Christopher Maksym, Pharm.D.
Director, HCS
HomeMed operates as a business unit where commodity procurement, receiving, insurance verification, claims processing and cash application operation activities are all completed within the pharmacy located at 2850 S. Industrial Hwy., which is approximately 2 miles south of the main medical campus.   A positive net margin is consistently generated in the area and this contributes to the health system margin target and support of non-revenue generating activities.  Clinically, patient care, quality and process improvement programs are integrated into the health systems institutional plan and contribute to maintaining the institution’s tradition of leadership in healthcare

 

 

 

 

Service Description and Background

 

HomeMed is a licensed pharmacy and home infusion provider responsible for providing a wide range of  products and services to safely and effectively facilitate care to UMHS patients in the convenience and comfort of their home.  Since 1989, HomeMed has been providing infusion medications, nutritional therapy, specialty drugs, high-tech infusion nursing and care management services throughout Michigan and Northern Ohio. An interdisciplinary team consisting of pharmacists, nurses and dietitians along with technical, administrative and support staff totaling 101 FTEs provide pharmacy compounding, equipment management, dispensing, delivery and care management services to ensure that patient home regimens are safe and effective throughout the course of therapy.  Staff have direct access to up-to-date and complete medical and patient drug information which facilitates effective and efficient collaboration with physicians and other caregivers within the health system. In order to ensure a smooth transition to home care, HomeMed has a hospital-based training and education team; this team consists of nurses and dietitians who work with patients and the referring health care team to ensure that home care needs are identified prior to hospital discharge and infusion nurses who provide care for the patient in the home.

 

 

Although HomeMed resides within the Home Care Service division in the Hospital and Health Centers corporate structure an administrative relationship exists between HomeMed and the Department of Pharmacy Services.

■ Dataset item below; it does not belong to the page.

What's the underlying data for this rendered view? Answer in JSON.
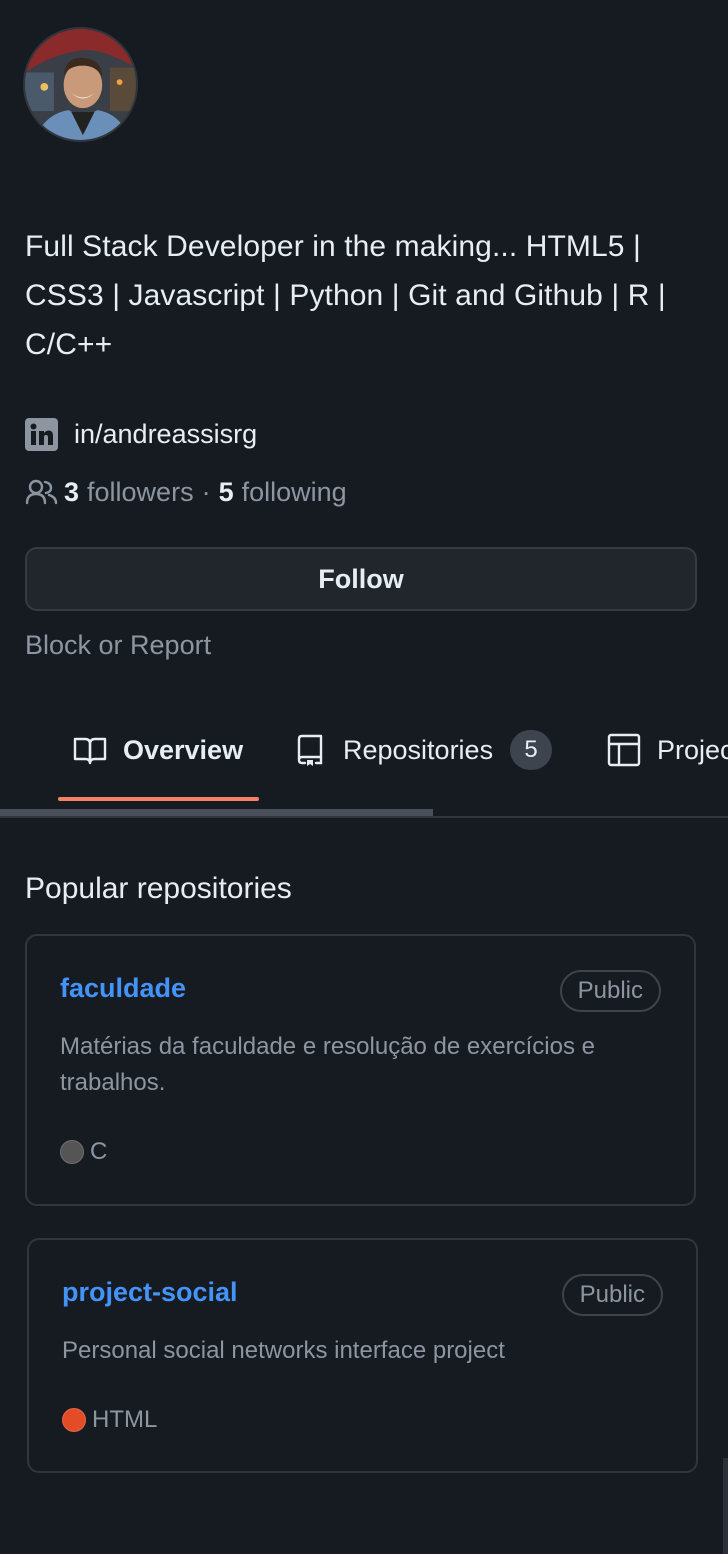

Thus many administrative, pharmacy practice and educational activities are collaborative and integrated.  There is HomeMed representation on several Department of Pharmacy and Health System committees.   Additionally, most HomeMed clinicians and leaders hold academic appointments within the University reflecting the commitment to teaching, experiential training and research.

 

 

2006 Year in Review

 

Referral Activity

 

An average census of 1,171 patients was maintained by processing 1,983 (41%) new patient therapy referrals and 2,984 (59%) existing patient therapy or existing patient new therapy referrals.  HomeMed referrals are obtained exclusively from UMHS where on average 66.3% of patient referrals (an average 65.3% of therapies) processed by Discharge Planning were referred to HomeMed opposed to other home infusion providers.

 

The majority (63%) of home infusion therapy referrals originate from inpatient hospital discharges.  Thirty-three percent of HomeMed referrals come from ambulatory care areas with the Cancer Center being the predominant origin of referrals in this category.  The remaining four percent of referrals originate in either the emergency department, primary care sites or in the home where typically a previous patient is restarted on a therapy previously administered in the home.

 

Of patients not referred to HomeMed, the majority (81%) were not serviced by HomeMed due to previous provider relationship and preferred provider payor agreements as assessed by the discharge planning clinician.  Additionally, the benefit change to Medicare Part D necessitated transfer of many existing “dual-eligible” Medicaid/Medicare patients from HomeMed to another participating provider.

 

 

 

 

 

 

 

 

 

Pharmacy Operation Activity

 

Selected metrics are presented in the table below and illustrates a decrease in activity and this correlates with the decrease in revenue realized.

 

FY '06 Total

Monthly Average FY '06

FY '06 % Change -Vs- FY '05

Total Orders Processed

26,904

2242

-2.8%

Total Prescriptions Filled

43,703

3642

1.7%

Total Units Admixed by Therapy

89,143

7,429

-19.17%

New Therapy Starts

4,281

357

-4.1

Total Infusion Days

315,733

26,311

-5.3%

HomeMed Deliveries

13,858

1,155

-4.3%

Sub Contracted-HomeMed Deliveries

10,141

845

2%

Total Deliveries

24,004

2000

-1.7%

Percent HomeMed Deliveries

57.73

 

 


 

 

Drug Spend and Inventory Management

 

The HomeMed drugs spend was $6.4 million and this represented approximately 35.41% of the total operating expense.  Five therapies (i.e., anti-hemophilia factor, antibiotics, intravenous immunoglobulin, anti-fungal agents and blood component stimulating factors) comprise 83% of the annual drug expense as illustrated below.

 

 

Ten pharmaceuticals comprise 36% of the total drug spend as illustrated graphically.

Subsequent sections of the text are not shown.